Первое. Вся территория корпуса А нашпигована подслушивающей и подсматривающей аппаратурой, всякими «жучками-паучками» и скрытыми видеокамерами. Они установлены везде, даже на кухне. Даже в спальне! И на всякий случай даже в туалете. Об этом ребятам проболтался добрый младший надсмотрщик Сережа, когда выпил немного лишнего в День дурака. С тех пор самые важные темы Ваня-Любаня обсуждают молча, глядя друг на друга в зеркало и понимая друг друга без слов. У некоторых пар такая способность возникает после тридцати трех лет совместной жизни, а у ребят возникла после трех, резко и без спросу. Кстати, утром 2 апреля протрезвевший Сережа был с треском уволен дядей Вовасей.
Второе. Дядя Вовася – это главный резидент секретного объекта «Резиденция “Сиам-13”», где уже пять лет безвылазно живут Ваня-Любаня. Резиденция спряталась за высоким забором с колючей проволокой, в дремучем лесу в очень дальнем Подмосковье. На самой северной окраине, почти на границе с Тверской областью. Дядю Вовасю никто не видел, но он точно где-то здесь, все видит и слышит и в курсе всего, что происходит на каждом квадратном сантиметре его территории. А территория приличная, соток двадцать пять. Кличка, а точнее, оперативный псевдоним дяди Воваси – Гудвин. Каждый день, кроме воскресенья, он в 8:30 утра проводит в овальном зале корпуса Б летучку-пятиминутку, причем не по скайпу, а живьем, в виде строгого голоса откуда-то сверху. И когда он повышает на кого-то этот свой голос, у всех дрожат и потеют руки и ноги. У всех, кроме доктора медицинских наук, профессора А. Я. Смертина.

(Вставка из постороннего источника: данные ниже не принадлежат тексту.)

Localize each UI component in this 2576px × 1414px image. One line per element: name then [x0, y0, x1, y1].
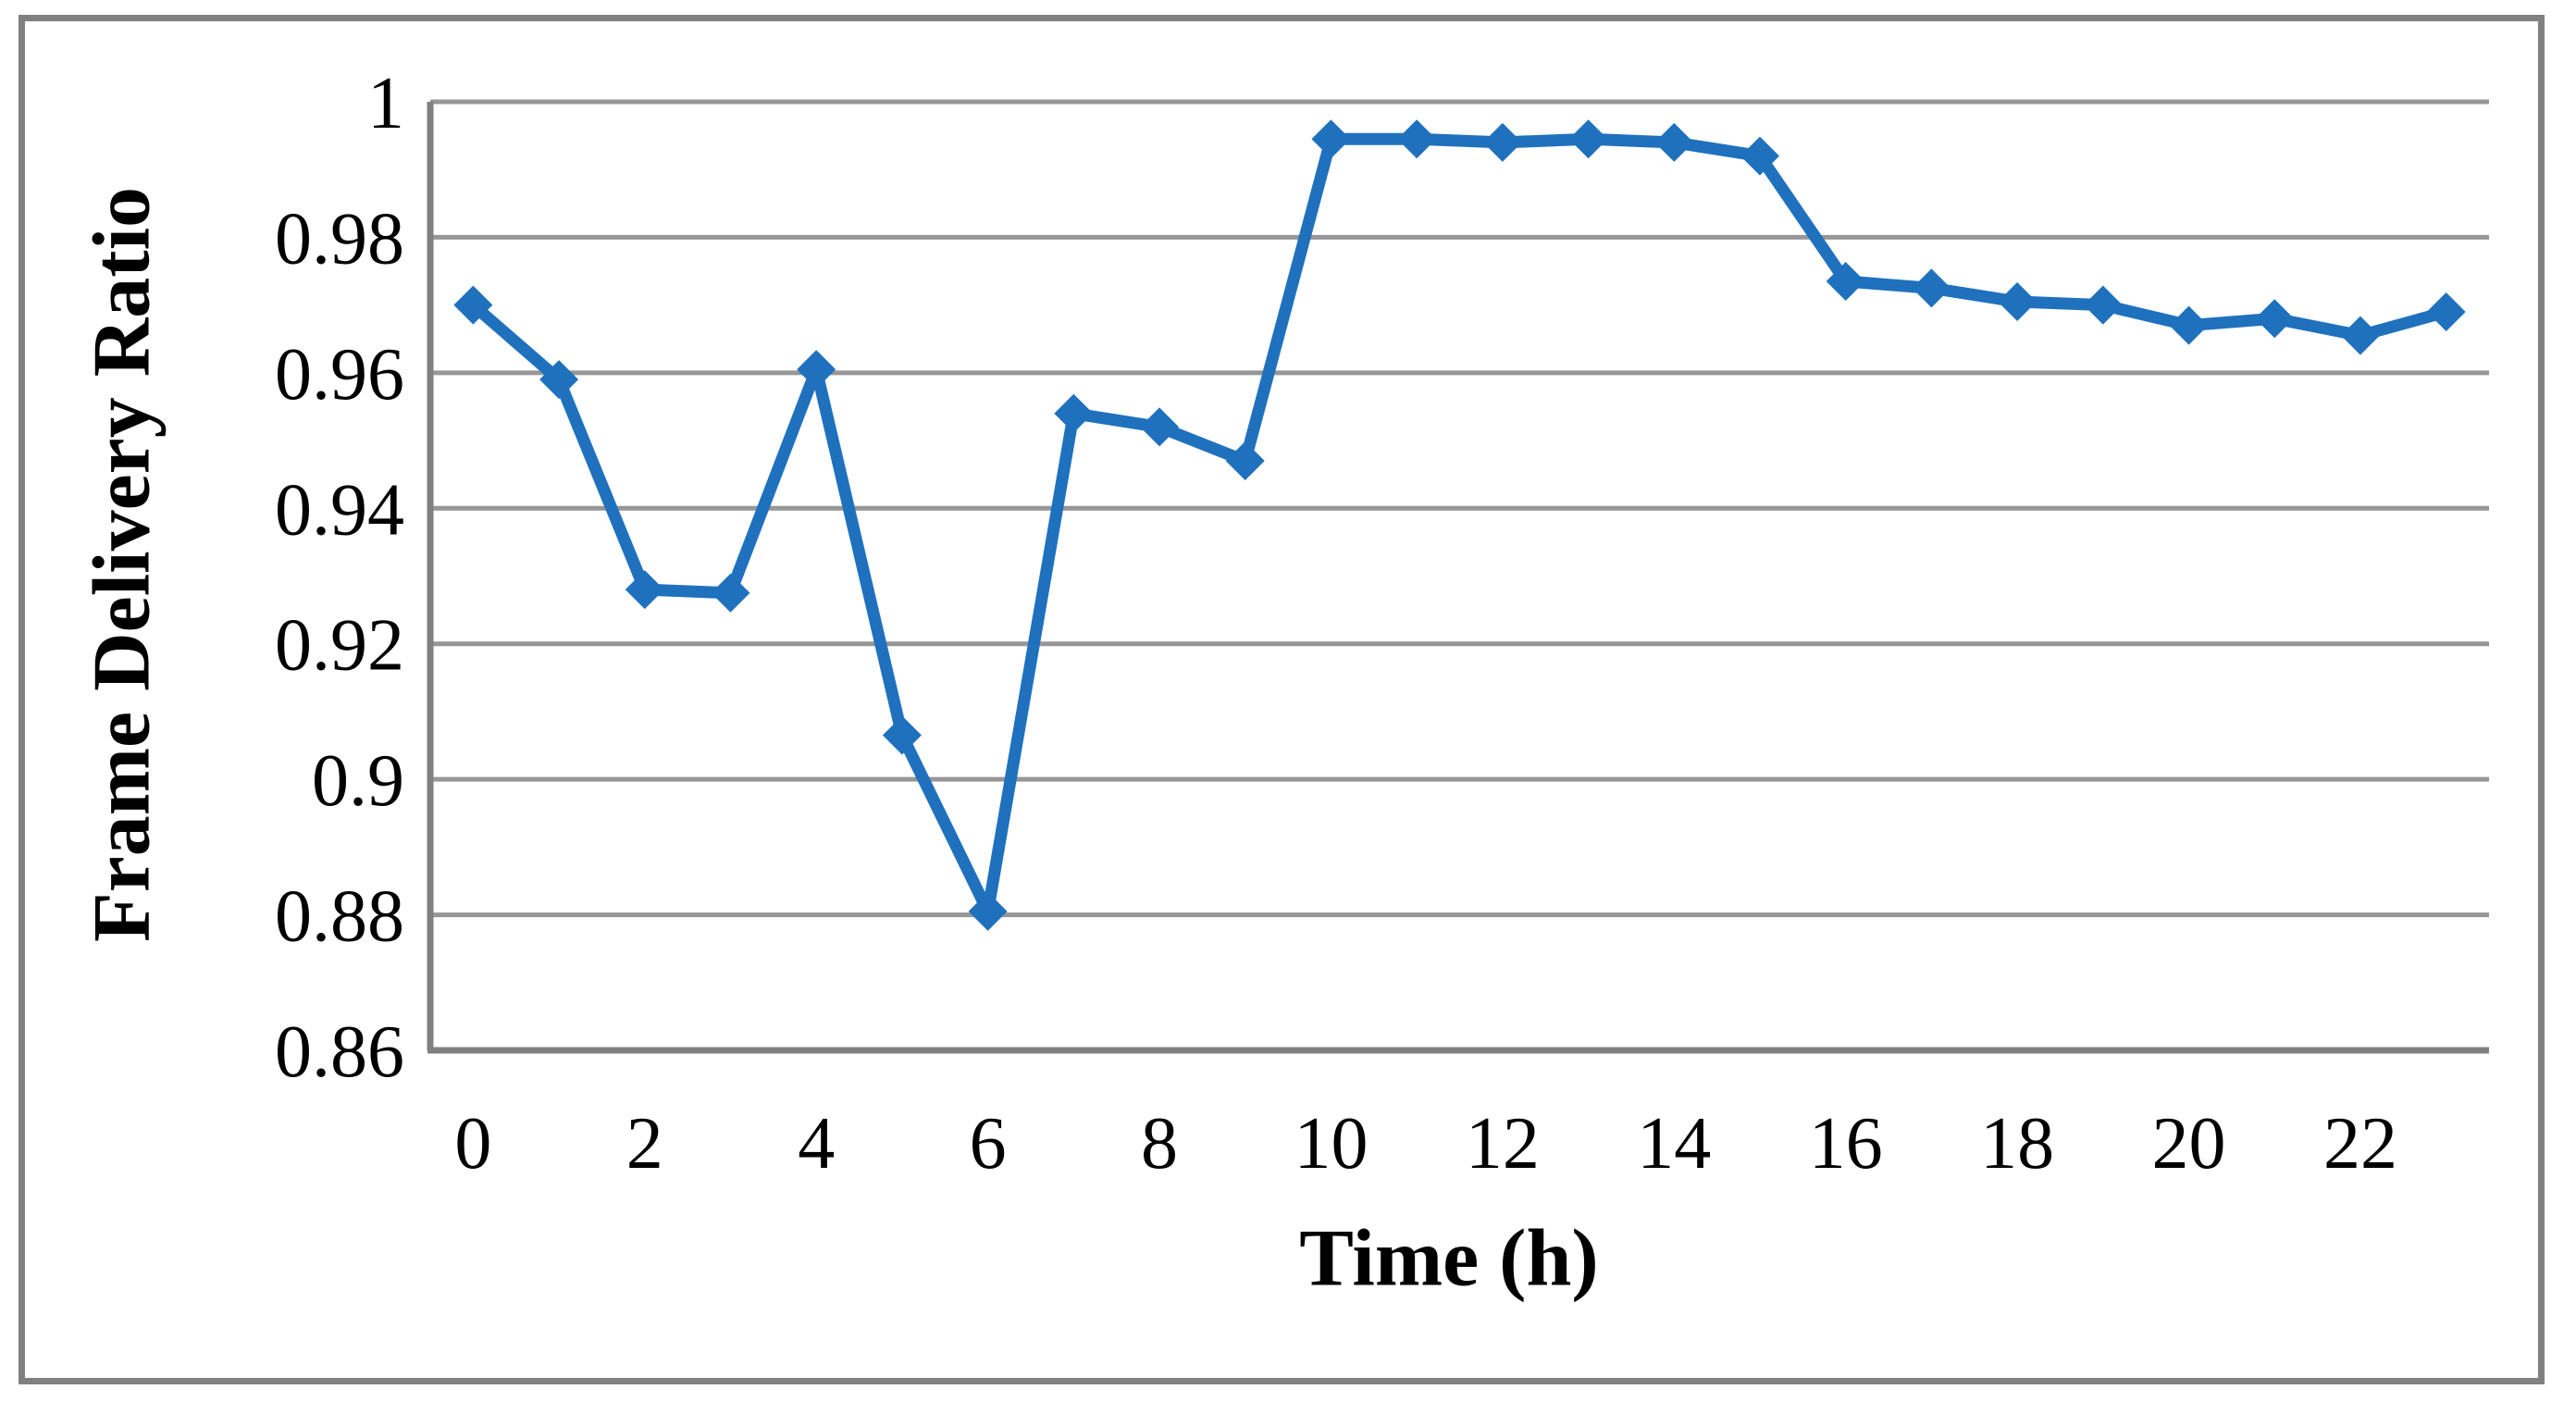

И третье пояснение. Доктор Смертин – руководитель секретной лаборатории, где в результате сверхсекретного эксперимента появились на свет Ваня-Любаня. И он единственный человек в «Сиаме-13», на которого дядя Вовася за эти пять лет еще ни разу не повысил свой страшный голос. И единственный, кто с Гудвином на «ты».
Когда вошли в спортзал, Люба вдруг говорит:
– Ладно, Ванёк, так и быть, по случаю Деньрожденья сделаем самую простую разминочку. На зарядку-лайт стано-вись!
Вот хлебом сестрицу не корми – дай покомандовать. Но с зарядкой сегодня быстро управились. Двадцать пять приседаний на двух, трех и четырех ногах, двадцать отжиманий на обеих руках, пять раз по металлическому шесту до потолка и обратно, хулахуп с одним, двумя, тремя, четырьмя, пятью обручами, сальто с переворотом на козле, десять подтягиваний и три «солнышка» на перекладине. Только и всего. Даже вспотеть не успели.
И без десяти девять уже сидят в лаборатории, нетерпеливо ерзая и вертясь на двухместном троне. Трон там не простой, а пластмассово-стальной, хай-тековский – нафаршированный всевозможными электронными датчиками, которые измеряют кучу Вань-Любаниных показателей: пульс, давление обычное и внутричерепное, частоту и глубину дыхания, вязкость крови и слюны, кислотно-щелочной баланс, баланс добра и зла в головном мозге, чистоту и загрязненность чувств, температуру тела и души… и дают еще много разной ценной информации.
А оттуда бегом в игровую – там уже столы для пинг-понга сдвинуты и накрыты для праздничного завтрака.